Coronavirus, Stati Uniti scommettono su una terapia italiana

Il brevetto, di un veterinario italiano che studia all'Università di Camerino, è stato depositato a Washington.

Potrebbe arrivare dall’Italia una terapia vincente contro il coronavirus: gli Stati Uniti l’hanno già prenotata, mentre il brevetto è stato depositato a Washington.

Diversi pazienti, in Nord America e Canada, sono pronti a testare questa nuova terapia che è stata studiata da un’equipe guidata dal veterinario Giacomo Rossi, professore dell’Università di Camerino. Il medico veterinario livornese della Scuola di Bioscienze e Medicina veterinaria di Unicam è partito al coronavirus del gatto, il FeCoV, una patologia grave e senza un vaccino protettivo: spesso ha esito letale. Da qui è approdato, per fasi successive, a un protocollo di cura per gli umani che è stato acquisito dall’imprenditore Francesco Bellini, a sua volta scienziato, cofondatore della società canadese Biochem Pharmache ed ex presidente dell’Ascoli.

Coronavirus, la terapia italiana

Giacomo Rossi ha rivelato a La Repubblica di aver studiato sui lavori dei medici cinesi, i primi ad aver analizzato il nuovo coronavirus, e di essere stato favorito dal forte legame dell’Università di Camerino con il mondo imprenditoriale marchigiano.
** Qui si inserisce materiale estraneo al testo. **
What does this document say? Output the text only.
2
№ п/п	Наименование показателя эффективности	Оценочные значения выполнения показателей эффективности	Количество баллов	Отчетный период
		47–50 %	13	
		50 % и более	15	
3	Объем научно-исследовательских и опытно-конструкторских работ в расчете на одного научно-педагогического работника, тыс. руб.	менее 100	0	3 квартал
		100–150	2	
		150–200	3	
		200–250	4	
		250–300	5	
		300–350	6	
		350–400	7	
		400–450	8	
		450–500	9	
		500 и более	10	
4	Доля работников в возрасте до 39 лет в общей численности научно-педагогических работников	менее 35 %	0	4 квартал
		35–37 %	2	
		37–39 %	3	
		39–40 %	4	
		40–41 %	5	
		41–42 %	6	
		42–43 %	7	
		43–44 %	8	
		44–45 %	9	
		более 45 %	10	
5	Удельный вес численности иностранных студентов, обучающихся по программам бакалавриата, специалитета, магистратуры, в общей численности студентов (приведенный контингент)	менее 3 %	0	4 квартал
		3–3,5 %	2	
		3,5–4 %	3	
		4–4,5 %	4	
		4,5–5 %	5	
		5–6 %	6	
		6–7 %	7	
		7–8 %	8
Lo studio è stato analizzato dall’imprenditore Bellini, membro del Consiglio di amministrazione di Montreal Heart Institute Foundation e Canada Science Technology & Innovation Council. È nato così il brevetto che, in tre giorni, è stato depositato a Washington. Alcuni ospedali statunitensi e canadesi lo hanno già prenotato. Ma in cosa consiste?
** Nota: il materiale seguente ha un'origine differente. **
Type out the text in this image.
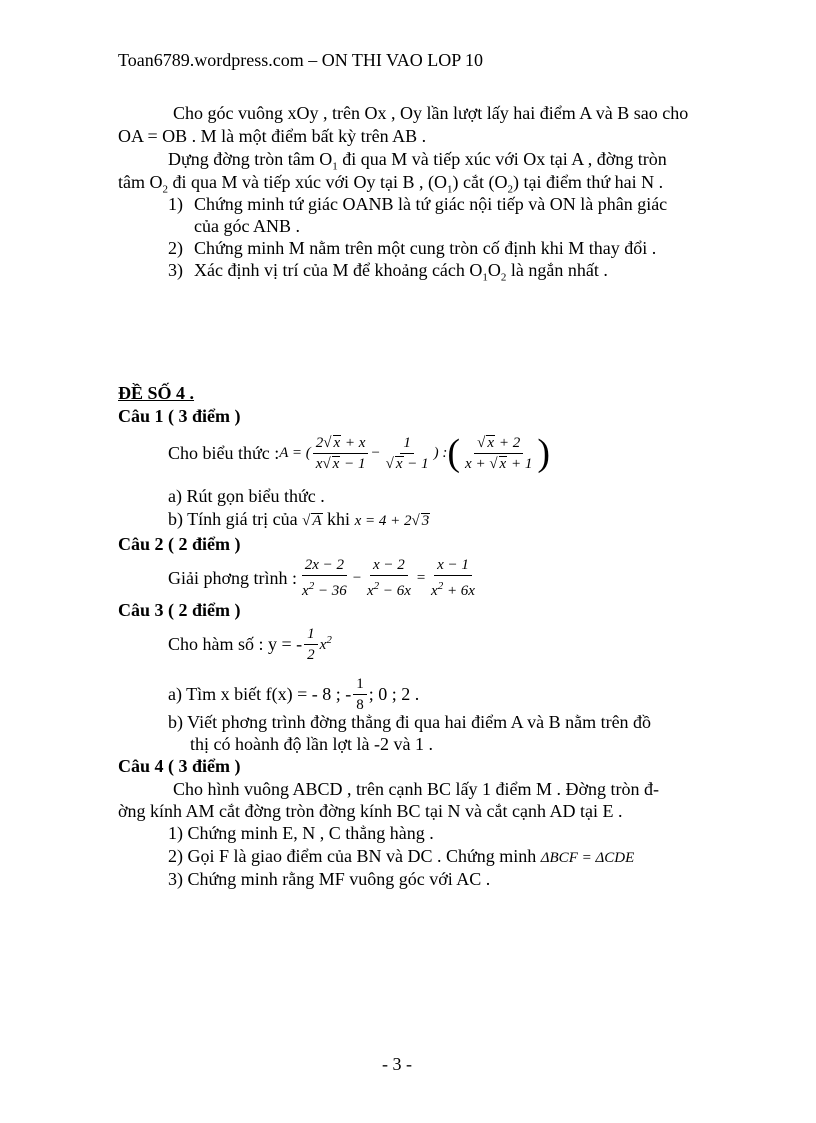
Toan6789.wordpress.com – ON THI VAO LOP 10
Cho góc vuông xOy , trên Ox , Oy lần lượt lấy hai điểm A và B sao cho
OA = OB . M là một điểm bất kỳ trên AB .
Dựng đờng tròn tâm $O_1$ đi qua M và tiếp xúc với Ox tại A , đờng tròn
tâm $O_2$ đi qua M và tiếp xúc với Oy tại B , $(O_1)$ cắt $(O_2)$ tại điểm thứ hai N .
1) Chứng minh tứ giác OANB là tứ giác nội tiếp và ON là phân giác
của góc ANB .
2) Chứng minh M nằm trên một cung tròn cố định khi M thay đổi .
3) Xác định vị trí của M để khoảng cách $O_1O_2$ là ngắn nhất .
ĐỀ SỐ 4 .
Câu 1 ( 3 điểm )
Cho biểu thức : A = ( $\frac{2√ x + x}{x√ x - 1} - \frac{1}{√ x - 1}$ ) : ( $\frac{√ x + 2}{x + √ x + 1}$ )
a) Rút gọn biểu thức .
b) Tính giá trị của √ A khi x = 4 + 2√ 3
Câu 2 ( 2 điểm )
Giải phơng trình : $\frac{2x - 2}{x^2 - 36} - \frac{x - 2}{x^2 - 6x} = \frac{x - 1}{x^2 + 6x}$
Câu 3 ( 2 điểm )
Cho hàm số : y = - $\frac{1}{2} x^2$
a) Tìm x biết f(x) = - 8 ; - $\frac{1}{8}$ ; 0 ; 2 .
b) Viết phơng trình đờng thẳng đi qua hai điểm A và B nằm trên đồ
thị có hoành độ lần lợt là -2 và 1 .
Câu 4 ( 3 điểm )
Cho hình vuông ABCD , trên cạnh BC lấy 1 điểm M . Đờng tròn đ-
ờng kính AM cắt đờng tròn đờng kính BC tại N và cắt cạnh AD tại E .
1) Chứng minh E, N , C thẳng hàng .
2) Gọi F là giao điểm của BN và DC . Chứng minh ΔBCF = ΔCDE
3) Chứng minh rằng MF vuông góc với AC .
- 3 -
Il veterinario livoverne si è accorto, studiando il modo con il quale i coronavirus si legano alle cellule dell’ospite, di una particolarità di questo coronavirus: presenta un numero maggiore di legami con i siti di Ace2, il recettore cellulare che Covid-19 utilizza per entrare nelle cellule del polmone, dell’apparato digerente e del tratto genito-urinario dell’uomo.

Giacomo Rossi ha evidenziato come: “Questi siti, detti di glicosilazione, sono aree in cui molecole di zucchero semplice si legano a una proteina ancorata sulla membrana cellulare. Ho notato che tutti questi siti sono costantemente legati all’ultimo amminoacido della proteina di membrana, l’Asparagina. Da qui l’idea di utilizzare un vecchio farmaco, noto agli oncologi che lo usano nella terapia della leucemia acuta dei bambini, la L-Asparaginasi”.

I farmaci della terapia italiana

Il medico livornese, autore dello studio di ricerca di questa terapia italiana, ha sottolineato come: “Si tratta di un enzima che, eliminando l’aminoacido Asparagina, taglia di fatto il legame del virus con il suo specifico recettore cellulare”. Questo medicinale consente di bloccare l’infezione e, eliminata l’Asparagina, il coronavirus: “Non ha più alcun punto di attacco”.

Quali sono i farmaci che si utilizzeranno in questa terapia? “Unito alla già nota Clorochina che funziona bloccando l’ingresso del virus nella cellula tramite un altro meccanismo, e all’Eparina, che previene il danno acuto vascolare indotto dalla tempesta dell’infiammazione, copre in maniera completa infezione ed effetti dell’infezione sull’uomo”. Per quanto concerne le tempistiche, però, Rossi è cauto: “Ci vorrà almeno un mese per avere i primi risultati”.